The provision goes on, at subsection (3), to provide that:
"It shall be the duty of a court hearing an application under this section to determine whether any relevant criteria for keeping a child in secure accommodation are satisfied (inaudible)"
And (4):
"If a court determines that any such criteria are satisfied, it shall make an order authorising the child to be kept in secure accommodation and specifying the maximum period for which he may be so kept."
(1) It is the essence of 'curtailment of liberty' rather than any particular, or designated, establishment which underpins these orders (see Metropolitan Borough Council v DB [1997] 1 FLR 567);
(2) Secure accommodation is a deprivation of liberty within the meaning of Article 5 of the European Convention on Human Rights incorporated into domestic legislation by the Human Rights Act 1998 (see Re K (Secure Accommodation Order: Right to liberty) [2001] 1 FLR 526 CP);
(3) The two limbs of s.25(1)(a) and (b) are to be read disjunctively and not conjunctively; that is to say either the criteria under (a) or (b) is sufficient. Both are not required (see Re D (Secure Accommodation Order No.1 [1997] 1 FLR 197);
(4) It remains important to emphasise that there should always be a clear record of facts, when making an order under these provisions. Sworn evidence will always be necessary (see Re AS (Secure Accommodation Order) [1999] 1 FLR 103);
(5) When assessing the phrase "likely to abscond", the test is that applicable to the s.31 Children Act criteria, the so-called "threshold test". (see Charles J in S v Knowsley Borough Council [2004] 2 FLR 716);
(6) However, 'likely' in both limbs of that section must now, like the s.31 criteria themselves, be determined by reference to the clarification given by the Supreme Court in Re B [2013] UKSC 33 and Re SB (Children) [2009] UKSC 17, bearing in mind that it is not a permissible approach to find likelihood of future harm in the absence of findings predicated on actual fact;
(7) The court does not have power to make an order under s.25 in respect of a young person over the age of 16, but the order may be made prior to a child becoming 16, even if it extends beyond the child's 16th birthday ; (Re G (See Accommodation Order) 2001 1FLR 259
(8) Section 25 is not a provision to which the paramountcy principle applies.

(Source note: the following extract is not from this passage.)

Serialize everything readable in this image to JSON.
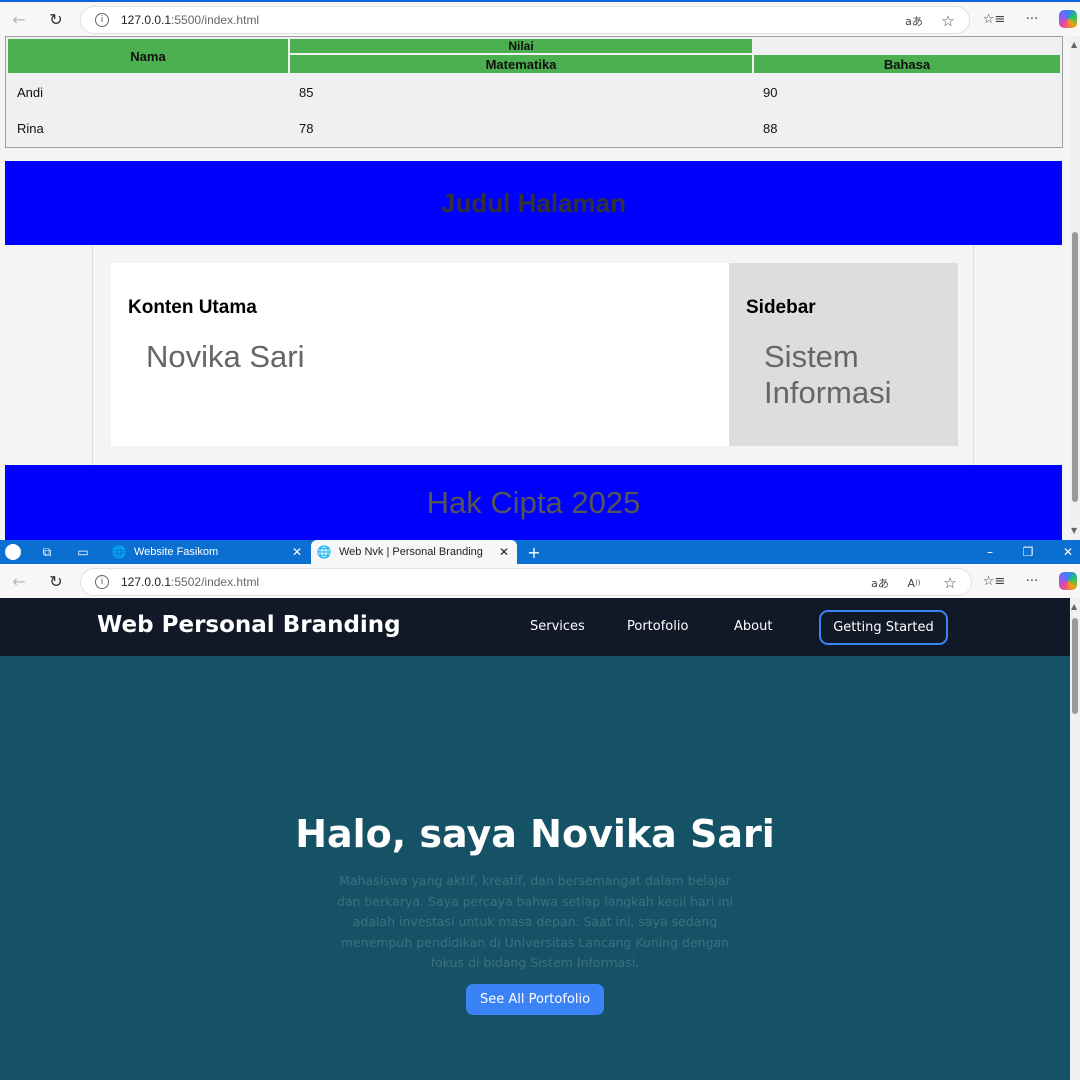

Section 25 is under the framework of Part 3 of the Children Act 1989 and, therefore, concerned with the general powers and duties of a local authority in relation to children within its area. The general duty of a local authority which applies to promote and safeguard the welfare of the child is not the same as the paramountcy principle. Determining welfare, though, will be illuminated, as always, by reference to the s.1(3) criteria, the welfare checklist. In these cases 'welfare' will always weigh very heavily.
"As I have mentioned, this passage, in my view, indicates that the court, when making a secure accommodation order, must itself decide whether the s.25(1) criteria are met, but, in my view, it does not indicate that the court should decide the welfare issues relating to the duty to safeguard and promote the welfare of a child; rather the passages indicate that the court should assess such welfare issues on the basis that the local authority is the decision-maker and, thus, on the basis whether a placement of a child in secure accommodation is within the permissible range of options open to a local authority exercising its duties and functions to promote and safeguard the welfare of a child who is being looked after by it. Such a child may be one who is being provided with accommodation by the local authority or, as in this case, a child in respect of whom a care order has been made."
On the facts of this case, that distinction, if it is correctly drawn by Charles J, between the rationality of the local authority's interpretation of welfare and the Court's own evaluation of it, is, largely, illusory and, I suspect, always will be, where the liberty of a child is concerned.